Managing resources for high performance and low energy in general-purpose processors
Microarchitectural techniques, such as superscalar instruction issue, Out-Of-Order instruction execution (OOO), Simultaneous Multi-Threading (SMT) and Chip Multi-Processing (CMP), improve processor performance dramatically. However, as processor design becomes more and more complicated, how to manage the abundant processor resources to achieve optimal performance and power consumption of processors becomes increasingly more sophisticated. This dissertation investigates resource usage controlling techniques for general-purpose microprocessors (supporting both single hardware context and multiple hardware contexts) targeting both energy and performance.
We address the power-inefficient resource usage issue in single-context processors and propose a Compiler-based Adaptive Fetch Throttling (CAFT) technique which combines the benefits of a hardware-based runtime throttling technique and a software-based static throttling technique providing good energy savings with a low performance loss. Our simulation results show that the proposed technique doubles the energy-delay product (EDP) savings compared to the fixed threshold throttling.
We introduce the resource competing problem for SMT processors, which allow multiple threads to simultaneously share processor resources and improve the energy-efficiency indirectly by resource sharing. We present a novel Adaptive Resource Partitioning Algorithm (ARPA) to control the usage and sharing of processor resources in SMT processors. ARPA analyzes the resource usage efficiency of each thread in a time period and assigns more resources to threads which can use them in a more efficient way. Simulation results on a large set of 42 multiprogrammed workloads show that ARPA outperforms the currently best dynamic resource allocation technique, Hill-climbing, by 5.7% with regard to the overall instruction throughput. Considering fairness accorded to each thread, ARPA attains 9.2% improvements over Hill-climbing, using a commonly used fairness metric.

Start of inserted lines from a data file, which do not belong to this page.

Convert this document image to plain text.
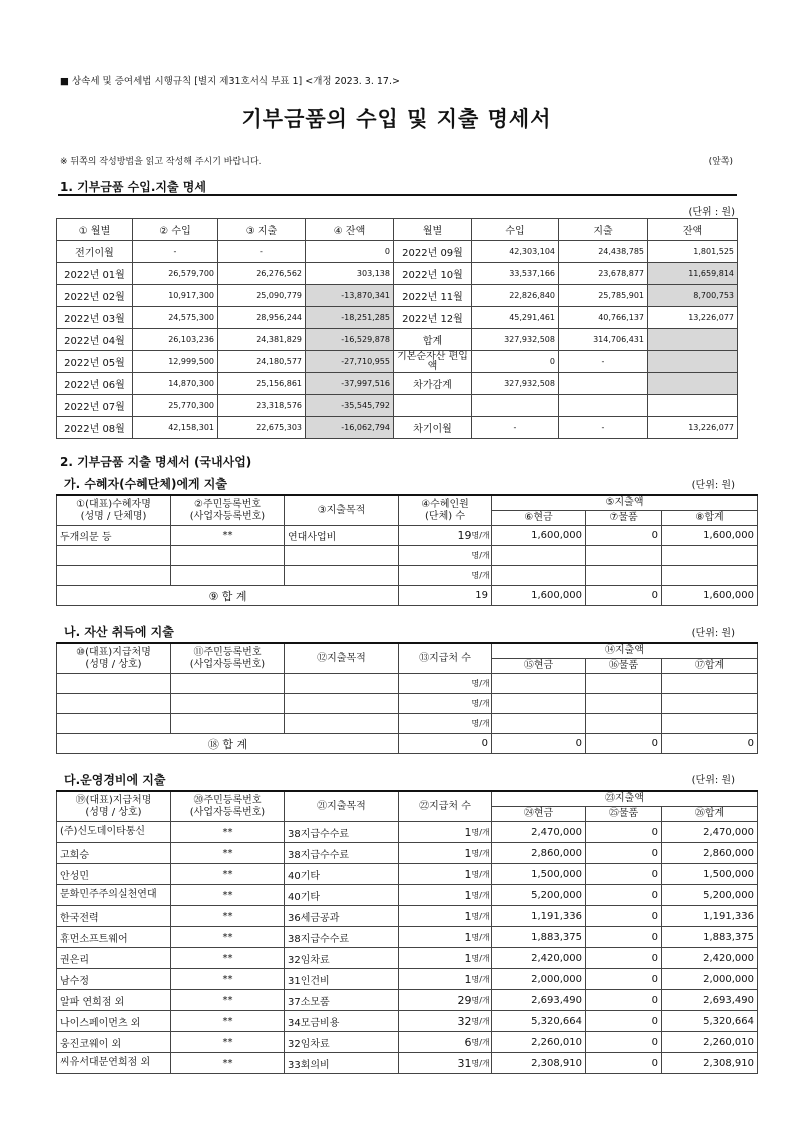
■ 상속세 및 증여세법 시행규칙 [별지 제31호서식 부표 1] <개정 2023. 3. 17.>
기부금품의 수입 및 지출 명세서
※ 뒤쪽의 작성방법을 읽고 작성해 주시기 바랍니다.	(앞쪽)
1. 기부금품 수입.지출 명세
(단위 : 원)
① 월별	② 수입	③ 지출	④ 잔액	월별	수입	지출	잔액
전기이월	-	-	0	2022년 09월	42,303,104	24,438,785	1,801,525
2022년 01월	26,579,700	26,276,562	303,138	2022년 10월	33,537,166	23,678,877	11,659,814
2022년 02월	10,917,300	25,090,779	-13,870,341	2022년 11월	22,826,840	25,785,901	8,700,753
2022년 03월	24,575,300	28,956,244	-18,251,285	2022년 12월	45,291,461	40,766,137	13,226,077
2022년 04월	26,103,236	24,381,829	-16,529,878	합계	327,932,508	314,706,431	
2022년 05월	12,999,500	24,180,577	-27,710,955	기본순자산 편입액	0	-	
2022년 06월	14,870,300	25,156,861	-37,997,516	차가감계	327,932,508		
2022년 07월	25,770,300	23,318,576	-35,545,792				
2022년 08월	42,158,301	22,675,303	-16,062,794	차기이월	-	-	13,226,077
2. 기부금품 지출 명세서 (국내사업)
가. 수혜자(수혜단체)에게 지출	(단위: 원)
①(대표)수혜자명
(성명 / 단체명)	②주민등록번호
(사업자등록번호)	③지출목적	④수혜인원
(단체) 수		⑤지출액		
					⑥현금	⑦물품	⑧합계
두개의문 등	**	연대사업비	19	명/개	1,600,000	0	1,600,000
				명/개			
				명/개			
⑨ 합 계			19		1,600,000	0	1,600,000
나. 자산 취득에 지출	(단위: 원)
⑩(대표)지급처명
(성명 / 상호)	⑪주민등록번호
(사업자등록번호)	⑫지출목적	⑬지급처 수		⑭지출액		
					⑮현금	⑯물품	⑰합계
				명/개			
				명/개			
				명/개			
⑱ 합 계			0		0	0	0
다.운영경비에 지출	(단위: 원)
⑲(대표)지급처명
(성명 / 상호)	⑳주민등록번호
(사업자등록번호)	㉑지출목적	㉒지급처 수		㉓지출액		
					㉔현금	㉕물품	㉖합계
(주)신도데이타통신	**	38지급수수료	1	명/개	2,470,000	0	2,470,000
고희승	**	38지급수수료	1	명/개	2,860,000	0	2,860,000
안성민	**	40기타	1	명/개	1,500,000	0	1,500,000
문화민주주의실천연대	**	40기타	1	명/개	5,200,000	0	5,200,000
한국전력	**	36세금공과	1	명/개	1,191,336	0	1,191,336
휴먼소프트웨어	**	38지급수수료	1	명/개	1,883,375	0	1,883,375
권은리	**	32임차료	1	명/개	2,420,000	0	2,420,000
남수정	**	31인건비	1	명/개	2,000,000	0	2,000,000
알파 연희점 외	**	37소모품	29	명/개	2,693,490	0	2,693,490
나이스페이먼츠 외	**	34모금비용	32	명/개	5,320,664	0	5,320,664
웅진코웨이 외	**	32임차료	6	명/개	2,260,010	0	2,260,010
씨유서대문연희점 외	**	33회의비	31	명/개	2,308,910	0	2,308,910
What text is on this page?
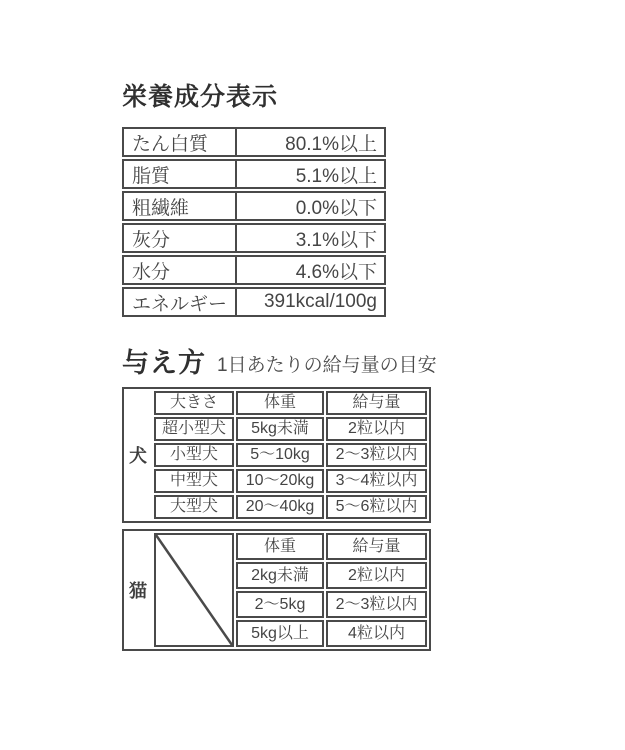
栄養成分表示
たん白質	80.1%以上
脂質	5.1%以上
粗繊維	0.0%以下
灰分	3.1%以下
水分	4.6%以下
エネルギー	391kcal/100g
与え方 1日あたりの給与量の目安
犬
大きさ	体重	給与量
超小型犬	5kg未満	2粒以内
小型犬	5〜10kg	2〜3粒以内
中型犬	10〜20kg	3〜4粒以内
大型犬	20〜40kg	5〜6粒以内
猫
体重	給与量
2kg未満	2粒以内
2〜5kg	2〜3粒以内
5kg以上	4粒以内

We also propose resource adaptation approaches to adaptively control the number of powered-on ROB entries and partition shared resources among threads for both shared-ROB and divided-ROB structures, targeting both high performance and low energy. Our resource adaptation algorithms approaches consider not only the relative resource usage efficiency of each thread like ARPA, but also take into account the real resource usage of threads to identify cases of inefficient resource usage behavior and save energy. Our experimental results show that for an SMT processor with a shared-ROB structure, our resource adaptation approach achieves 16.7% energy savings over ARPA, while the performance loss is negligible across 42 sample workloads. For an SMT processor with a divided-ROB structure, our resource adaptation approach outperforms ARPA by 4.2% in addition to achieving 12.4% energy savings.